Le petit État de l’Himalaya est en pleine crise identitaire, alors que la Chine et l’Inde y ont trouvé un nouveau terrain d’affrontement.
C’est un combat anachronique qui se joue actuellement au Népal. Il y a trois semaines, face aux pressions exercées dans la rue par les royalistes qui réclament le retour du roi Gyanendra Shah sur son trône et aux divisions internes qui minent son gouvernement, le Premier ministre marxiste Khagda Prasad Sharma Oli a annoncé la dissolution du parlement et des élections anticipées prévues pour le 30 avril prochain.

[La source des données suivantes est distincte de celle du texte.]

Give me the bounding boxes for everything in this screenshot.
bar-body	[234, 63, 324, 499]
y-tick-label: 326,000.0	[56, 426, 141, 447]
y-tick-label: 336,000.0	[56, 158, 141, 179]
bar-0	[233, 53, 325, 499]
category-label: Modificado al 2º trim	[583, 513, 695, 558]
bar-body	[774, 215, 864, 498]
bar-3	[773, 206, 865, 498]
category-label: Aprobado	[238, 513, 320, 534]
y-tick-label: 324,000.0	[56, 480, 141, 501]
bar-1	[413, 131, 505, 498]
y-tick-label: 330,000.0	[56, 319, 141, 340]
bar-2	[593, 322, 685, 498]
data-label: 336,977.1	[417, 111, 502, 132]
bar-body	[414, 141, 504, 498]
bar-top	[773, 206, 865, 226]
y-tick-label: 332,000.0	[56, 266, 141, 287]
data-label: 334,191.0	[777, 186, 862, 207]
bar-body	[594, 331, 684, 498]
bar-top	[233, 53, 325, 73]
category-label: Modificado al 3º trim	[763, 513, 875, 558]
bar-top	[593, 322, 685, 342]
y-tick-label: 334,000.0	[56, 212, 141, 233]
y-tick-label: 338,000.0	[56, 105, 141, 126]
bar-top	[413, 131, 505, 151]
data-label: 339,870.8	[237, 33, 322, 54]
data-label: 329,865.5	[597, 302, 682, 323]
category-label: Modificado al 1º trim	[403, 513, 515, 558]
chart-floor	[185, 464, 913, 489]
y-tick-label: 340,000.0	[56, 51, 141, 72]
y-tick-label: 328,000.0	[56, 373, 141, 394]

Dans cet Etat de l’Himalaya en pleine crise identitaire, les Népalais appellent désormais au retour de la monarchie renversée en 2008. Tapies dans l’ombre, Chine et Inde jouent une impitoyable partie d’échecs afin de préserver leur sphère d’influence dans cette partie de l’Asie.
Un pays troublé
Depuis plusieurs jours, le Népal vit aux rythmes des manifestations en faveur du retour de la monarchie. Par dizaines de milliers, les rues des principales villes du pays, dont la capitale Katmandou, se sont couvertes de drapeaux de l’ancienne monarchie défunte et de portraits du roi Gyanendra Shah. Monté sur le trône en 2001, après un parricide particulièrement sauvage, le dernier monarque du Népal a été contraint à l’abdication après sept ans de règne marqué par une tentative de restauration de l’absolutisme qui a précipité sa chute. Exilé de l’intérieur et bénéficiant de larges privilèges, que la coalition marxiste au pouvoir depuis 2017 a tenté vainement de faire retirer, le souverain reste une voix critique.
Il n’a pas hésité à remettre publiquement en question l’adoption de la laïcité et la fédéralisation du pays qui ont mis à mal l’unité du pays forgée sous le sceau du roi Prithivî Nârâyan Shâh au cours du XVIIIème siècle. Lorsqu’ils ont pu se hisser au pouvoir après une longue rébellion d’une décennie et avec la complicité du Congrès népalais, pourtant soutien à la royauté des Bir Bikram Shah, les communistes et marxistes-léninistes ont été porteurs d’espoirs. Rattrapés par la réalité des affaires, le Népal connaît aujourd’hui une grave crise économico-sociale que la crise du Covid-19 a achevé de plonger dans une instabilité politique chronique. Aujourd’hui les partis de gauche sont à couteaux tirés et les monarchistes se sont engouffrés dans les multiples brèches ouvertes par le gouvernement.
Kamal Thapa fédère les monarchistes
Le Rashtriya Prajatantra Party est ainsi une épine dans le pied d’argile de la République fédérale. Ultra-monarchiste et hindouiste convaincu, Kamal Thapa a réussi à fusionner sous le nom de son mouvement toutes les composantes royalistes du pays. À la tête de la première force politique extra-parlementaire, l’ancien (deux fois) vice-premier ministre tire actuellement à boulets rouges sur les marxistes, les Chrétiens qui essaiment et menacent l’identité religieuse du pays selon lui ou encore contre la Chine et l’Inde qui se disputent le contrôle du Népal. New Delhi ne fait pas mystère de son soutien public au roi Gyanendra Shah, l’Inde l’a rencontré à de nombreuses reprises. Au grand dam de Pékin qui a récemment dépêché une délégation afin d’imposer sa médiation dans le conflit opposant les maoïstes dissidents et les marxistes-léninistes et empêcher le retour à l’ancien régime qui s’est acheté une bonne conduite aux yeux des Népalais. Un souverain qui vient justement de débarquer dans l’Est du pays et devrait rencontrer les différents leaders royalistes du pays afin de discuter de la situation du pays. Le Népal va-t-il retrouver sa monarchie ? Le Congrès népalais, principal parti d’opposition, reste encore très frileux quant à cette perspective et rejette toute proposition de référendum en ce sens. «La monarchie ne reviendra pas au Népal. Les manifestations pour son rétablissement se poursuivent en raison de l’incompétence du gouvernement Oli à gouverner », croit savoir Sher Bahadur Deuba, ancien Premier ministre, qui minimise la portée de ces rassemblements dont le principal slogan est « Roi, reviens nous sauver ». « Notre nation doit retrouver évidemment sa monarchie et son statut d’état hindou. Tant que nous n’atteindrons pas notre objectif, nous nous battrons pour cela » lui ont répondu en cœur les monarchistes, le 27 décembre dernier.